While on a late night jog up to the Capitol last Wednesday, I decided to go toward the Monona Terrace, so I turned off of Main Street and on to Martin Luther King Jr. Boulevard. As I ran, I noticed immediately a countless number of homeless men and women asleep beneath the overhangs of City Hall. This encounter showcased the sharpest of inequality along with a stinging irony. Here, on a street named after a man who devoted his life to the war against inequality lay men and women asleep beneath an edifice which houses the very fabric of the American system, a system that prides itself on equal opportunity and the provision of basic human rights and needs.
For the past 50 years, the homeless population in Madison has been on the rise, peaking in 2008. Though much has been done to curb this display of humanitarian failure, from the perspective of students who frequent the streets of Madison, not much has seemed to change.
Of all the advanced economies in the world, America is home to some of the worst disparities in incomes and opportunities.
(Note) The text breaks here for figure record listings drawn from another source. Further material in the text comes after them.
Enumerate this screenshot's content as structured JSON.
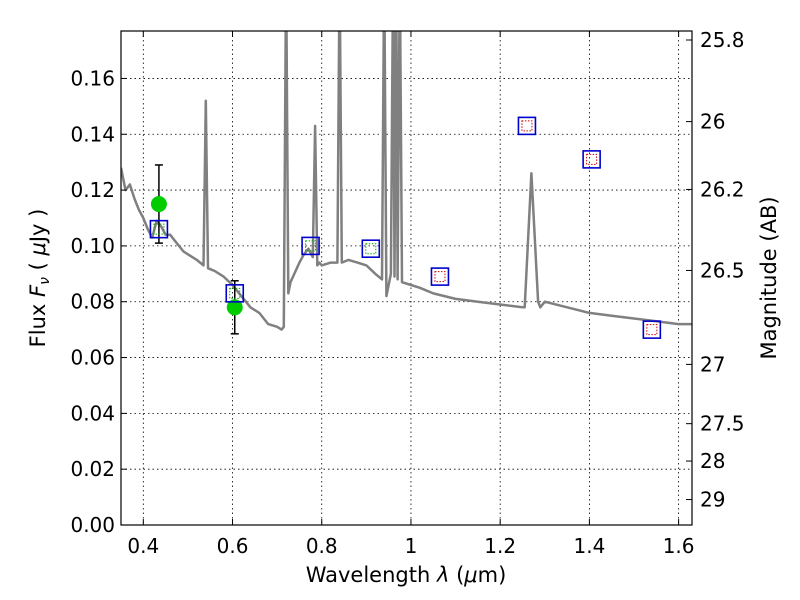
{
  "chart_data": {
    "type": "scatter",
    "xlabel": "Wavelength  λ (μm)",
    "ylabel": "Flux  F_ν  ( μJy )",
    "y2label": "Magnitude (AB)",
    "xlim": [
      0.35,
      1.63
    ],
    "ylim": [
      0.0,
      0.177
    ],
    "grid": true,
    "x_ticks": [
      0.4,
      0.6,
      0.8,
      1.0,
      1.2,
      1.4,
      1.6
    ],
    "x_tick_labels": [
      "0.4",
      "0.6",
      "0.8",
      "1",
      "1.2",
      "1.4",
      "1.6"
    ],
    "y_ticks": [
      0.0,
      0.02,
      0.04,
      0.06,
      0.08,
      0.1,
      0.12,
      0.14,
      0.16
    ],
    "y_tick_labels": [
      "0.00",
      "0.02",
      "0.04",
      "0.06",
      "0.08",
      "0.10",
      "0.12",
      "0.14",
      "0.16"
    ],
    "y2_ticks": [
      25.8,
      26,
      26.2,
      26.5,
      27,
      27.5,
      28,
      29
    ],
    "y2_tick_labels": [
      "25.8",
      "26",
      "26.2",
      "26.5",
      "27",
      "27.5",
      "28",
      "29"
    ],
    "colors": {
      "model": "#808080",
      "observed": "#00cc00",
      "model_box": "#0000cc",
      "inner_green": "#00aa00",
      "inner_red": "#cc0000",
      "errorbar": "#000000"
    },
    "series": [
      {
        "kind": "line",
        "x": [
          0.35,
          0.36,
          0.37,
          0.38,
          0.39,
          0.4,
          0.41,
          0.42,
          0.43,
          0.44,
          0.45,
          0.46,
          0.47,
          0.48,
          0.49,
          0.5,
          0.52,
          0.535,
          0.54,
          0.545,
          0.56,
          0.58,
          0.6,
          0.62,
          0.64,
          0.66,
          0.68,
          0.7,
          0.71,
          0.715,
          0.72,
          0.725,
          0.73,
          0.75,
          0.76,
          0.77,
          0.78,
          0.785,
          0.79,
          0.795,
          0.8,
          0.82,
          0.835,
          0.84,
          0.845,
          0.86,
          0.88,
          0.9,
          0.92,
          0.935,
          0.94,
          0.945,
          0.955,
          0.96,
          0.963,
          0.967,
          0.97,
          0.975,
          0.98,
          1.0,
          1.02,
          1.05,
          1.1,
          1.15,
          1.2,
          1.25,
          1.255,
          1.27,
          1.285,
          1.29,
          1.3,
          1.35,
          1.4,
          1.45,
          1.5,
          1.55,
          1.6,
          1.63
        ],
        "y": [
          0.128,
          0.12,
          0.122,
          0.117,
          0.113,
          0.11,
          0.106,
          0.103,
          0.109,
          0.107,
          0.104,
          0.104,
          0.102,
          0.1,
          0.098,
          0.097,
          0.095,
          0.093,
          0.152,
          0.092,
          0.091,
          0.089,
          0.086,
          0.082,
          0.078,
          0.076,
          0.072,
          0.071,
          0.07,
          0.071,
          0.2,
          0.083,
          0.087,
          0.094,
          0.097,
          0.099,
          0.096,
          0.143,
          0.093,
          0.094,
          0.093,
          0.094,
          0.094,
          0.2,
          0.094,
          0.095,
          0.094,
          0.093,
          0.09,
          0.088,
          0.2,
          0.082,
          0.09,
          0.2,
          0.089,
          0.2,
          0.088,
          0.2,
          0.087,
          0.086,
          0.085,
          0.083,
          0.081,
          0.08,
          0.079,
          0.078,
          0.078,
          0.126,
          0.08,
          0.078,
          0.08,
          0.078,
          0.076,
          0.075,
          0.074,
          0.073,
          0.072,
          0.072
        ]
      },
      {
        "kind": "observed",
        "x": [
          0.435,
          0.605
        ],
        "y": [
          0.115,
          0.078
        ],
        "err": [
          0.014,
          0.0095
        ]
      },
      {
        "kind": "model-box-green",
        "x": [
          0.435,
          0.605,
          0.775,
          0.91
        ],
        "y": [
          0.106,
          0.083,
          0.1,
          0.099
        ]
      },
      {
        "kind": "model-box-red",
        "x": [
          1.065,
          1.26,
          1.405,
          1.54
        ],
        "y": [
          0.089,
          0.143,
          0.131,
          0.07
        ]
      }
    ]
  }
}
Last year, the wealthiest one percent of Americans took home 22 percent of the nation’s income. Not only does this inequality breed devastating macroeconomic consequences, but it also fosters strong resentment between classes.
In terms of income distribution and absence of basic needs, American inequality began its upswing 30 years ago due to tax cuts for the rich and relaxed regulations on the financial sector. It has worsened as we have under-invested in infrastructure, education, health care and social safety nets. This rising inequality sustains itself by corroding our political system and democratic governance. What’s worse is that it leads many to adopt an all too popular and completely nefarious view of “deserved poverty” i.e. that those in poverty must have done something to deserve it or otherwise failed to take advantage of surely available and promising opportunities.
Being immersed in a capitalistic society run by profit-driven markets and a defining hyper-consumerist attitude makes it all too easy to forget about the people who need our help the most. Living in plain sight and haunting the political unconscious of American capitalism, the homeless and impoverished of this country – including those who sleep on the cold streets of Madison – are effectively trapped by the impenetrable walls of class.
When writing on the duality of pure, melancholic pity and fearful repulsion in the face of poverty, Herman Melville, author of “Moby Dick” said, “So true it is, and so terrible too, that up to a certain point the thought or sight of misery enlists our best affections; but, in certain special cases, beyond that point it does not…this is owing to the inherent selfishness of the human heart. To a sensitive being…when at last it is perceived that such pity cannot lead to effectual succor, common sense bids the soul rid of it.”
In other words, it is easy for us to feel sorry for those around us who suffer a great deal. Though, in many cases, these feelings can bring about lasting change and productive action, the society we live in propagates a much more sinister view – that sympathetic feelings rarely bring about profit and rather represent a fundamental sign of weakness within the individual.
When privileges and rights alike are readily available to us it is easy to forget their true value and even easier to overlook their value to those who are deprived of them. In Madison alone, about 18 percent of the population lives in poverty. By continually allowing our political system to enact legislation which favors a privileged majority rather than a deserving minority, we are allowing the American population to become desensitized to the ever-present poverty of homelessness, a reality for more than 2,000 men and women each night in Madison.
For example, it’s easy for Sen. Ted Cruz, R-Texas, to attack the Affordable Care Act, but imagine those in Wisconsin (where close to half a million people are predicted to gain health insurance due to the law) whose families have been without basic preventative care from the start. These families have been forced to live one bad diagnosis away from long-term financial ruin.
This legislation was crafted in an effort to confront the side-effects of a profit-driven healthcare system. While undoubtedly imperfect, it represents the first step in the transformation of American health care.
Now, Cruz has decided instead to read children’s stories on the Senate floor, willfully allowing programs like the Special Supplemental Nutrition Program for Women, Infants, and Children and Temporary Assistance to Needy Families to lose most, if not all, of their funding due to the government shutdown.
The current level of poverty and homelessness in America, and more specifically in the city of Madison, is an embarrassing representation of our flawed political system and the values it fosters. If we are to continue to pride ourselves on American exceptionalism, first we must care for the weakest and most vulnerable of our society.
Grant Hattenhauer ([email protected]) is a freshman majoring in biology.